In a world where government ministers see this as normal, and the media reports it as though it was just one of those things -- the most fanciful notions of the most extreme protesters seem quite sensible.
And there's hardly a day goes by without something of this nature happening. In January, to get the New Year off to a wonderful start, we'll pay €3bn more to unsecured bank bondholders, to make up to them for another private gamble that lost.
Meanwhile, the head of Coillte reckons he's worth €297,000, no pay cut; and the top lad from the ESB thinks it's a great sacrifice to take a cut from €468,000 to €400,000. Last week, AIB sighed at the self-sacrifice of limiting their new head honcho to a mere half a million a year.
Cowen, Ahern and Harney, among others, enjoy unfeasible pensions, though not at pension age. At 60, Mary McAleese trots off with a pension of €160,000 a year, after 14 years on the job, and after banking perhaps a couple of million from a flamboyant salary.
Pampering the elite while the vulnerable are kicked in the teeth isn't just unfair. These inequalities are markers of the fact that, over a 30-year period, the share of wealth going to the few increased immensely and the share of wealth going to the many was reduced.
This was made to seem OK by the fact that the overall level of wealth was increasing. Hey, monstrous inequality doesn't matter if we're all better off, right?

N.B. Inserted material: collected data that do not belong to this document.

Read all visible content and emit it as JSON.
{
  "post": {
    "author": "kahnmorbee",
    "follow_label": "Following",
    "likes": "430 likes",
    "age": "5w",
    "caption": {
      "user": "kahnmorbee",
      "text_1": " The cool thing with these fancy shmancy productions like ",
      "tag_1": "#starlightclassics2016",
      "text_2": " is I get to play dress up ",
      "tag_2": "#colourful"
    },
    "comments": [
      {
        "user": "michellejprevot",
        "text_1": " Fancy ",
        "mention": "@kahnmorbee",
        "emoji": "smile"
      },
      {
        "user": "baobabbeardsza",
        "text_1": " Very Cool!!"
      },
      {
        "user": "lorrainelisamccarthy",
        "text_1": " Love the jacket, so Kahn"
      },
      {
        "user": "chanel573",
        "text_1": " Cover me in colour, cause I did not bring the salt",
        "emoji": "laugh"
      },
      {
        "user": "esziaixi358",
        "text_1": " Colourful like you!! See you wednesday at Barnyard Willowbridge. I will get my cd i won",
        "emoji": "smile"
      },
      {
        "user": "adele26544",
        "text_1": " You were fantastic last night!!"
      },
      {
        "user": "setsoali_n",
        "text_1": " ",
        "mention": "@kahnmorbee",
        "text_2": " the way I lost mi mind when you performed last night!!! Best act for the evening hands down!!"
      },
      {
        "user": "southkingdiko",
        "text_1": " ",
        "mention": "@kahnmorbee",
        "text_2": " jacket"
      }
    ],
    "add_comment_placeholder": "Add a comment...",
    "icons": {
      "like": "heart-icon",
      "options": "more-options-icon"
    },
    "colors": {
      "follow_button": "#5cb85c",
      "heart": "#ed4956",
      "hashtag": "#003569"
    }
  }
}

But as the wealth of the elites grew, it became clear there wasn't enough wealth going to the many to sustain the ever-increasing growth that the dance of greed demanded. So, cheap credit was arranged and the dance went on. And we're now choking on the accumulation of 30 years of credit -- and we can't tackle the crisis, because the elites insist that every last cent must be paid to every last bondholder, and that just isn't possible. Not with all the austerity in the world.
The lunacy continues. While Irish citizens have been taking a beating, the average pay of CEOs in the 21 largest companies rose by 46 per cent between 2007 and 2009.

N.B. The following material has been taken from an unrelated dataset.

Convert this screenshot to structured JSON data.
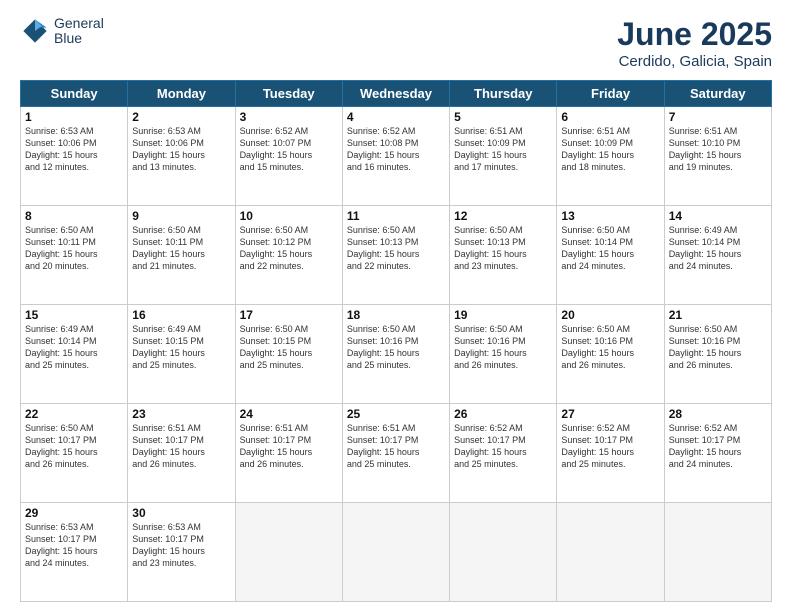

And between 2009 and 2010, there was a 10 per cent increase (to 18,100) in the number of individuals in Ireland with net assets of over €1m -- not counting homes and luxury goods. (The figures are from Towards a Second Republic, by Peadar Kirby and Mary P Murphy.)
Another aspect of the insanity was seen last week, as the Kenny/Gilmore regime strained every sinew to squeeze an embattled Kevin Cardiff into a plush EU job. Personally, I don't care who gets the overpaid position. But the relentless efforts on behalf of a snug man, while the same politicians insist that the homeless too must make sacrifices, is part of the insistence that the nature of the power structure must remain undisturbed. One for all, and all for one -- the solidarity of the elites is impressive.
We could do with a little more of that, down at our level, and a little less of the "sheeple" insults. It might be more productive of the Occupy protesters to make links to the vulnerable who are bearing the brunt. Offer them support. They're not sheep, they're frightened.
The rest of us need the energy and self-assurance of the protesters. They in turn need our solidarity. In the US, retired police officers have warned against the militarisation of the police, and the resulting attacks on the Occupy protesters. That militarisation was seen here months ago, when gardai in battle dress batoned peaceful anti-tuition fee protesters sitting on the ground. This will continue, as the media turns a blind eye. Someone will get badly hurt, someone may die. And the State will find an individual cop to blame.
This once seemed like just another recession, but now great institutions totter. It's a frightening time. Bob was right about one thing, when he sang, "There's a battle outside and it's raging."